Natürlich war Tilkowski viel mehr als der Torhüter, der das Wembleytor kassierte. Der gebürtige Dortmunder hechtete in der Oberliga West für Westfalia Herne durch die Lüfte. 1965 wurde ihm als erstem Torhüter der Titel „Fußballer des Jahres“ verliehen, 1966 gewann er mit Borussia Dortmund den Europapokal der Pokalsieger. Später, als die Torwarthandschuhe und die Schiebermütze längst im Schrank verstaut waren, sammelte er Spenden für Bedürftige. Er war freundschaftlicher Begleiter der Hans-Tilkowski-Schule. Ihm wurde 2008 das Bundesverdienstkreuz erster Klasse verliehen. Dabei propagierte die Ruhrgebietslegende immer eine Botschaft: Das Revier müsse enger zusammenrücken, um gemeinsam für seine Stärke stehen.

Sohn eines Bergmanns

Tilkowski wuchs in Dortmund als Sohn eines Bergmanns im Vorort Husen auf. Während sich das vom Krieg zerbombte Ruhrgebiet berappelte, widmete er seine Zeit den damals noch dunkelbraunen Lederbällen. Von 1946 an spielte er für den SV Husen. Erst als Stürmer, doch als die Nummer eins fehlte, stellte er sich zwischen die Pfosten. Und blieb dort. Über den SuS Kaiserau landete er bei Westfalia Herne, kämpfte mit dem mittlerweile abgerutschten Traditionsclub um die deutsche Meisterschaft. 1963 wechselte der gelernte Stahlbauschlosser zum BVB. Nun folgten die Titel. Tilkowski hielt nicht mehr nur Bälle, sondern 1965 auch den DFB-Pokal, 1966 den Europapokal der Pokalsieger in seinen Händen. Er galt in dieser Zeit als moderne Torhüter, besonnen, umsichtig.

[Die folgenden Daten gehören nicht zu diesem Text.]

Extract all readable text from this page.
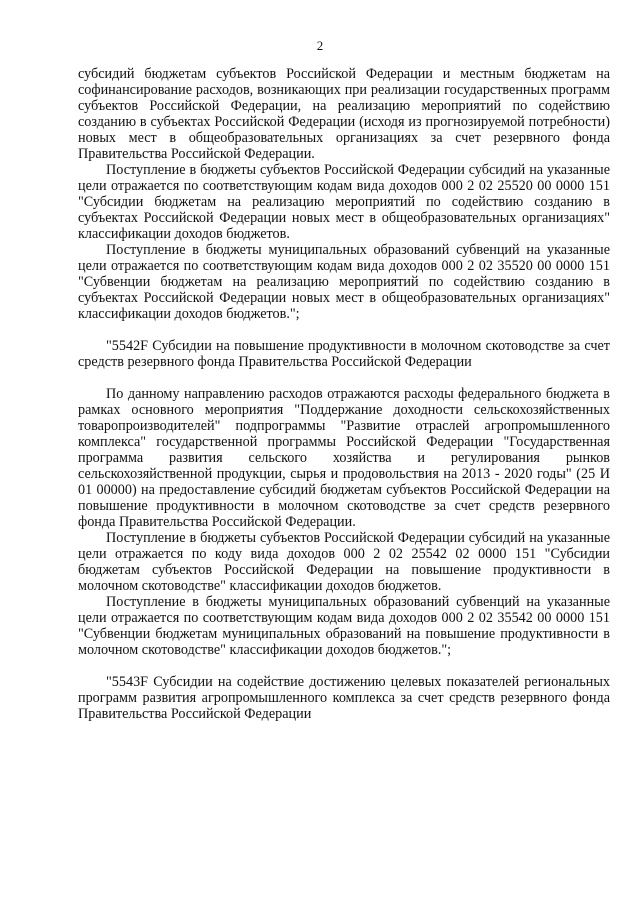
2

субсидий бюджетам субъектов Российской Федерации и местным бюджетам на софинансирование расходов, возникающих при реализации государственных программ субъектов Российской Федерации, на реализацию мероприятий по содействию созданию в субъектах Российской Федерации (исходя из прогнозируемой потребности) новых мест в общеобразовательных организациях за счет резервного фонда Правительства Российской Федерации.

Поступление в бюджеты субъектов Российской Федерации субсидий на указанные цели отражается по соответствующим кодам вида доходов 000 2 02 25520 00 0000 151 "Субсидии бюджетам на реализацию мероприятий по содействию созданию в субъектах Российской Федерации новых мест в общеобразовательных организациях" классификации доходов бюджетов.

Поступление в бюджеты муниципальных образований субвенций на указанные цели отражается по соответствующим кодам вида доходов 000 2 02 35520 00 0000 151 "Субвенции бюджетам на реализацию мероприятий по содействию созданию в субъектах Российской Федерации новых мест в общеобразовательных организациях" классификации доходов бюджетов.";

"5542F Субсидии на повышение продуктивности в молочном скотоводстве за счет средств резервного фонда Правительства Российской Федерации

По данному направлению расходов отражаются расходы федерального бюджета в рамках основного мероприятия "Поддержание доходности сельскохозяйственных товаропроизводителей" подпрограммы "Развитие отраслей агропромышленного комплекса" государственной программы Российской Федерации "Государственная программа развития сельского хозяйства и регулирования рынков сельскохозяйственной продукции, сырья и продовольствия на 2013 - 2020 годы" (25 И 01 00000) на предоставление субсидий бюджетам субъектов Российской Федерации на повышение продуктивности в молочном скотоводстве за счет средств резервного фонда Правительства Российской Федерации.

Поступление в бюджеты субъектов Российской Федерации субсидий на указанные цели отражается по коду вида доходов 000 2 02 25542 02 0000 151 "Субсидии бюджетам субъектов Российской Федерации на повышение продуктивности в молочном скотоводстве" классификации доходов бюджетов.

Поступление в бюджеты муниципальных образований субвенций на указанные цели отражается по соответствующим кодам вида доходов 000 2 02 35542 00 0000 151 "Субвенции бюджетам муниципальных образований на повышение продуктивности в молочном скотоводстве" классификации доходов бюджетов.";

"5543F Субсидии на содействие достижению целевых показателей региональных программ развития агропромышленного комплекса за счет средств резервного фонда Правительства Российской Федерации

Diese Persönlichkeiten sind 2020 gestorben:

Nach 198 Partien in der Oberliga West, 121 in der Bundesliga und 39 Länderspielen beendete Tilkowski 1970 seine Karriere bei Eintracht Frankfurt, um sein Glück (vergeblich) bis 1981 unter anderem beim SV Werder Bremen auf der Trainerbank zu suchen. Welche Spuren Tilkowski hinterließ, zeigte sich am Montag, als sich die traurige Nachricht von seinem Tod verbreitete. „Für mich gehört er zu den größten Persönlichkeiten des deutschen Fußballs“, meinte der neue DFB-Präsident Fritz Keller.

Tolle Freundschaften mit den Engländern

Der Mensch Tilkowski wird wohl am besten durch die Nachricht von Geoff Hurst charakterisiert. „Ich habe die Zeit, die wir über die Jahre zusammen verbracht haben, stets genossen“, schrieb Hurst (78) in den sozialen Medien. „Er konnte ja nichts dafür, dass dieses Tor gegeben wurde“, hat Tilkowski einmal über Hurst gesagt. „Mit den Engländern sind tolle Freundschaften entstanden; auch durch unser tadelloses Auftreten nach der Niederlage.“ Heute beantwortet die Torlinientechnik auf den Millimeter genau, wo der Ball aufklatscht. Tilkowski war ein Gegner dieser Neuerung, weil der Fußball seine Diskussionskultur verlieren würde, auch wenn er mit dieser Technik 1966 vielleicht den WM-Pokal gewonnen hätte.